Halloween: cuando olvidamos lo que hay que celebrar
«Es gesto sin raíces, perfecto para un tiempo en el que la identidad se puede alquilar, como un disfraz, por unas horas»
Las sociedades siempre han buscado formas de convivir con la idea de la muerte. Antes bastaba con una vela, un silencio y un nombre pronunciado en voz baja. Hoy preferimos luces artificiales, disfraces importados y un catálogo de emociones prefabricadas. Tal vez no sea peor pero sí más revelador de lo que estamos dispuestos a admitir.
España, y Córdoba con ella, ha abrazado Halloween con entusiasmo. Calles llenas, niños disfrazados, comercios decorados. Nada malo en ello: la fiesta es divertida, fotogénica y funciona. Pero conviene reconocerlo sin rodeos: no llegó como tradición, sino como producto de exportación cultural, impulsado por la maquinaria global que convierte símbolos en negocio y homogeneiza calendarios y emociones. La globalización no solo mueve mercancías; mueve imaginarios, y nos invita, con suavidad y eficacia, a adoptarlos sin pedir explicaciones.
El problema no es celebrarla, sino no preguntarnos jamás qué revela de nosotros esa facilidad para incorporar ritos prefabricados.
Halloween no desembarcó aquí como memoria, sino como formato listo para usar. Todo viene dado: estética, narrativa, hasta el tipo de «experiencia». Es gesto sin raíces, perfecto para un tiempo en el que la identidad se puede alquilar, como un disfraz, por unas horas.
Durante siglos, el final de octubre era otra cosa. No ruidos, sino silencio. No zombis, sino recuerdos. No espectáculo, sino memoria íntima. En estas fechas, las familias visitaban a sus muertos, limpiaban nichos, llevaban flores, rezaban o, simplemente, estaban. Era un acto humilde y profundo: reconocer que pertenecemos a una cadena de afectos que nos precede y nos sostiene.
Hoy esa relación con la muerte se diluye entre luces LED y oferta comercial. No porque celebrar sea malo, sino porque olvidar qué celebrábamos antes y por qué lo hacíamos empobrece nuestro imaginario. Donde había recogimiento, ahora hay consumo; donde había raíces, ahora hay cartón piedra.
El fenómeno dice más de Europa, y de nosotros, que de Halloween. Cada vez necesitamos más referencias externas para sentirnos parte de algo. Como si la incertidumbre y el desencanto con nuestros propios relatos nos empujaran a refugiarnos en identidades instantáneas: lo que hoy llamamos pertenencia es, a menudo, tendencia.

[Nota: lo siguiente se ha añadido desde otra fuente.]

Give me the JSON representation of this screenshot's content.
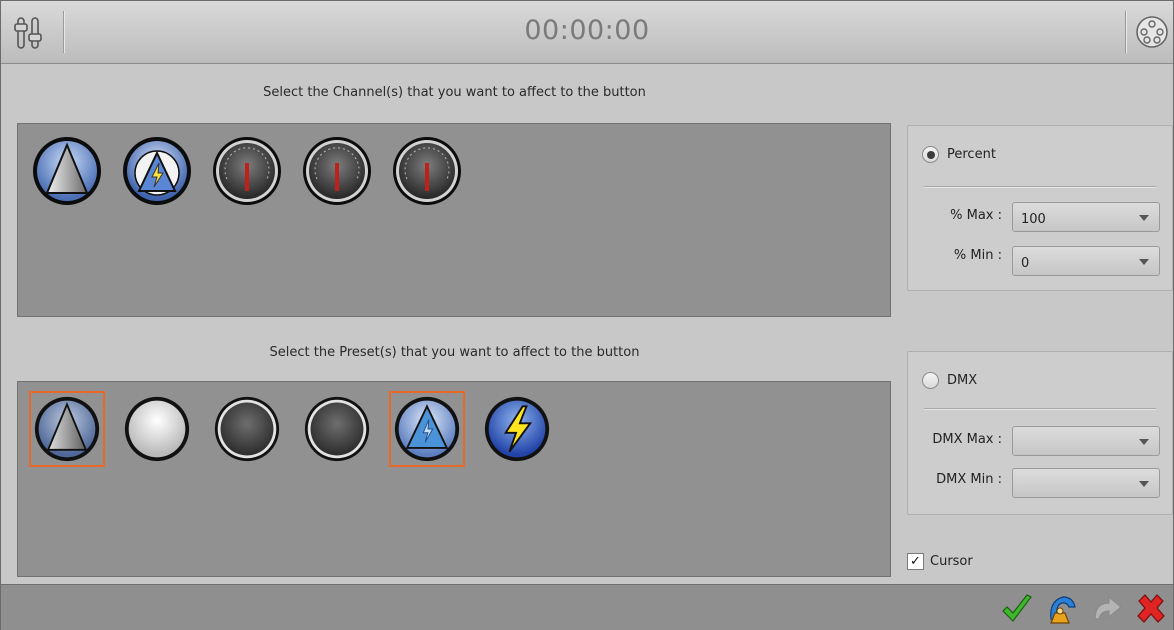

Y así, sin mala intención, acabamos defendiendo símbolos que no comprendemos y tomando partido según sople el viento. El refranero, tan práctico como severo, ya lo advertía: «¿Adónde va Vicente? Donde va la gente». Ese es el riesgo: convertirnos en una sociedad que adopta banderas culturales, morales o políticas por contagio, no por convicción. Confundimos emoción inmediata con conciencia histórica.
Córdoba, habituada a convivir con capas de tiempo, ofrece un contraste elocuente. Aquí la memoria no es abstracta: está en las plazas donde se enterraba extramuros, en las iglesias donde se encendían velas por los ausentes, en los cementerios donde las familias guardan nombres que no desean borrar. No hace falta idealizarlo: basta reconocer el valor de esa continuidad silenciosa que no debería perderse, incluso mientras evolucionamos.
Esta no es una invitación a prohibir nada ni a reinstaurar liturgias obligatorias. Es una llamada a no vivir en piloto automático. A celebrar, sí, pero pensando. A disfrazarnos, si queremos, sin disfrazar la memoria ni la tradición con capas de plástico y ruido ajeno.
Tal vez, solo tal vez, lo verdaderamente subversivo en tiempos de consumo compulsivo sea dedicar unos minutos a recordar a quienes nos dieron nombre, tiempo y amor. Aunque nadie suba la foto. Aunque no haya música. Aunque no exista «evento».
Puede que celebrar Halloween sea legítimo, o puede simplemente que nos toque aguantarlo, pero lo que de verdad debería preocuparnos es esto: que, por seguir la corriente, acabemos olvidando aquello que nos sostuvo cuando aún sabíamos quiénes éramos.